Alone in St Andrews: Being the only member of the Baha’I faith

Darcey Gregory

Finding myself to be the only Bahá’í in St. Andrews has been, to put it plainly, rather difficult. Making the half hour journey to Dundee for meetings, dinners and devotionals by myself can be relaxing but also lonely. To be alone in the “bubble” that is St. Andrews whilst trying to promulgate a religion based on the foundations of unity has been testing at times – mostly due to the pressure that I place on myself to illustrate and uphold the morals of a good Bahá’í in a more Western society, which is objectively more morally lax than Iran, where the faith was founded.

Promoting a religion based on the pillar of unity should be much easier than it has been, and inspiring others to question their own religious beliefs against the one I hold has been interesting but difficult.

Elements of the faith such as fasting became more difficult at university. The community of Bahá’ís at home, even simply having the support of my own mother, made it easier not to eat and drink for 12 hours of the day. Doing this by myself has tested the belief I have in my faith and my own willpower, particularly comparing the Fast I do with the Lent that others partake in.

There is nothing simple about being the only one of anything in any single society – although on the whole being the only Bahá’í in St. Andrews has been interesting. I have met a lot of new and different people and have explained myself in ways that I haven’t had to articulate in a long time, which has helped me to revise and recalibrate the ideas of the faith that I hold. This has pushed me to gain more knowledge of the faith to which I adhere, which is in itself conducive to being a good Bahá’í – looking for deeper understandings and the pursuit of knowledge, understanding why I do what I do rather than blindly following a set of principles.

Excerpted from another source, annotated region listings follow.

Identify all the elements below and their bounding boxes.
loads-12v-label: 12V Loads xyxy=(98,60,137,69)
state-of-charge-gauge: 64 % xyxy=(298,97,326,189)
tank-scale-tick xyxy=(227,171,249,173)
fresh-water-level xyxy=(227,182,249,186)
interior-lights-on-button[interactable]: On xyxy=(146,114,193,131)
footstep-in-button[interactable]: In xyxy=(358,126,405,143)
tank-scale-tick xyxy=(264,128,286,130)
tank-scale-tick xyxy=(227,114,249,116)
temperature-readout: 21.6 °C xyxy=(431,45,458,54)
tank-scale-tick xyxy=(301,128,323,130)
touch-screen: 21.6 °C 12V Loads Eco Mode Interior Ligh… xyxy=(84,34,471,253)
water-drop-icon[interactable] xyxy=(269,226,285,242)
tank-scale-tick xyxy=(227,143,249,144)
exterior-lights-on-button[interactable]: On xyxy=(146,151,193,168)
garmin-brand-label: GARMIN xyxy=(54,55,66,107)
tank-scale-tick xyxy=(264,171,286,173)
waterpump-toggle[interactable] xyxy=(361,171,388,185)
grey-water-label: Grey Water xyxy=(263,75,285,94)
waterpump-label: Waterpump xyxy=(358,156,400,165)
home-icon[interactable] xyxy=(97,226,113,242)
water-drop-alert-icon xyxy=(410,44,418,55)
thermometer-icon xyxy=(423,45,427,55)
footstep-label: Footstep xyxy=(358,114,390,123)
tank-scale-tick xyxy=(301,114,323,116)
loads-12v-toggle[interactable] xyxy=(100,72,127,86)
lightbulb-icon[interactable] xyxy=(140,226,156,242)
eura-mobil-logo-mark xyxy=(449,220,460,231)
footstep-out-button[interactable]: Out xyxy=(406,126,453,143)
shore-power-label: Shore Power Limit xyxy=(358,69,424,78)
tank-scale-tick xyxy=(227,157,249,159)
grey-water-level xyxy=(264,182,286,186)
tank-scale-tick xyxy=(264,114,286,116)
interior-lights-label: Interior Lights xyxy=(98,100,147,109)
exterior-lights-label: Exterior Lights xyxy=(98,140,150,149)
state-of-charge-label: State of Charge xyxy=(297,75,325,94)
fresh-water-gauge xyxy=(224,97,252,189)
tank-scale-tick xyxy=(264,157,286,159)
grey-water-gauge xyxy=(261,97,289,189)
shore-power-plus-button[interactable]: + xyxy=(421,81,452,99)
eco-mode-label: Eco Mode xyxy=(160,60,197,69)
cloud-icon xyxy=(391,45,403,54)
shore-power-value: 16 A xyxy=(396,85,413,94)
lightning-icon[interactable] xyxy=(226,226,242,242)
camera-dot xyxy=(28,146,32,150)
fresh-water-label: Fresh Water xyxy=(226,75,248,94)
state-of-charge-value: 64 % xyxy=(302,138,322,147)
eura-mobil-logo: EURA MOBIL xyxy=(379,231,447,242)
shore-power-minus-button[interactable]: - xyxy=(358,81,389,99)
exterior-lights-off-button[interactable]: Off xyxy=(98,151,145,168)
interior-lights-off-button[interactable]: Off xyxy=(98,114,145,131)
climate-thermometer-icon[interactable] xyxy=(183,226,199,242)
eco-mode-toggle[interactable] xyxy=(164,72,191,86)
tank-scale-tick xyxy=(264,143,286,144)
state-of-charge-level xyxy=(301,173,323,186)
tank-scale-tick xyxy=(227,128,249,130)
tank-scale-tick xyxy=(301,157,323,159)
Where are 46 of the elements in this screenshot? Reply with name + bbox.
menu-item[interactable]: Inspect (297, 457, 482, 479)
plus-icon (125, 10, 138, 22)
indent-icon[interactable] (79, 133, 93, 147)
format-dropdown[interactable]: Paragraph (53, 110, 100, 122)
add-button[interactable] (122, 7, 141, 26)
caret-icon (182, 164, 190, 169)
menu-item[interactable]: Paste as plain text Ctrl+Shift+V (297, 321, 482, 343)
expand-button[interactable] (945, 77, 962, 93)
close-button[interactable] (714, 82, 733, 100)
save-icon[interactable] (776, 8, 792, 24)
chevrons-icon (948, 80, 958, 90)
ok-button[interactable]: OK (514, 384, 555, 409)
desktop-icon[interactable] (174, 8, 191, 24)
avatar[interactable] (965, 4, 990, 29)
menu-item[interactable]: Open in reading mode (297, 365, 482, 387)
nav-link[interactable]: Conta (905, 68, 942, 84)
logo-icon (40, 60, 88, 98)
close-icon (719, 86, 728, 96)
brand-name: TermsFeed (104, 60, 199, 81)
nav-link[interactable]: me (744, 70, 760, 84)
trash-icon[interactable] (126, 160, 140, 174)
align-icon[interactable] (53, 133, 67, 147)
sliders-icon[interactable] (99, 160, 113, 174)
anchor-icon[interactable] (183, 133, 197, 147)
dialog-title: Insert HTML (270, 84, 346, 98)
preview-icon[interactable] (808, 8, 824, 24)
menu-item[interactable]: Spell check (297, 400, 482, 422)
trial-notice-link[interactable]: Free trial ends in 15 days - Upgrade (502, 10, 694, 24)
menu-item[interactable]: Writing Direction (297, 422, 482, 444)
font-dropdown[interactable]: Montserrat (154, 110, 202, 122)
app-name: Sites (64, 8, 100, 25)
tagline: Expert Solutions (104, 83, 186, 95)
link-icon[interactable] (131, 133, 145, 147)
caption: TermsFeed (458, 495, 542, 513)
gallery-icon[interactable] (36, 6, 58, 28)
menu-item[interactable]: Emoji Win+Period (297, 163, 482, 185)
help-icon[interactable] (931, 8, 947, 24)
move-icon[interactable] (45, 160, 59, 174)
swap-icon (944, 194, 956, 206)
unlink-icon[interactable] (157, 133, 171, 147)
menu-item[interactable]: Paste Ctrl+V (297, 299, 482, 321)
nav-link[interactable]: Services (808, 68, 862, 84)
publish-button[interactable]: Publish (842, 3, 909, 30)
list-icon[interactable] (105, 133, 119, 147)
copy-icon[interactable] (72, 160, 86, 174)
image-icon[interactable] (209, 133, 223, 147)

Further to this, my adherence to this faith has allowed me to recognise certain traits in others – being brought up to be kind, not backbite and help others has gained me a number of friends at university with the same character traits. Surrounding myself with aspects of the faith, which come in the form of other people has been helpful to create a positive environment around myself, which I find to be particularly important this far from home.

There is no doubt that this has been a test of my will and strength in my faith; and although I do not find myself very open to speaking frequently about it, it is something that inspires every thought and action that I choose to make and I appreciate those around me who encourage me to engage in discourse to further my knowledge and become the best example of a Bahá’í that I can.

Thus, being the only Bahá’í in such a small town has taught me lots about myself, has allowed me to engage with others in a productive way and has helped me to cultivate a positive surrounding.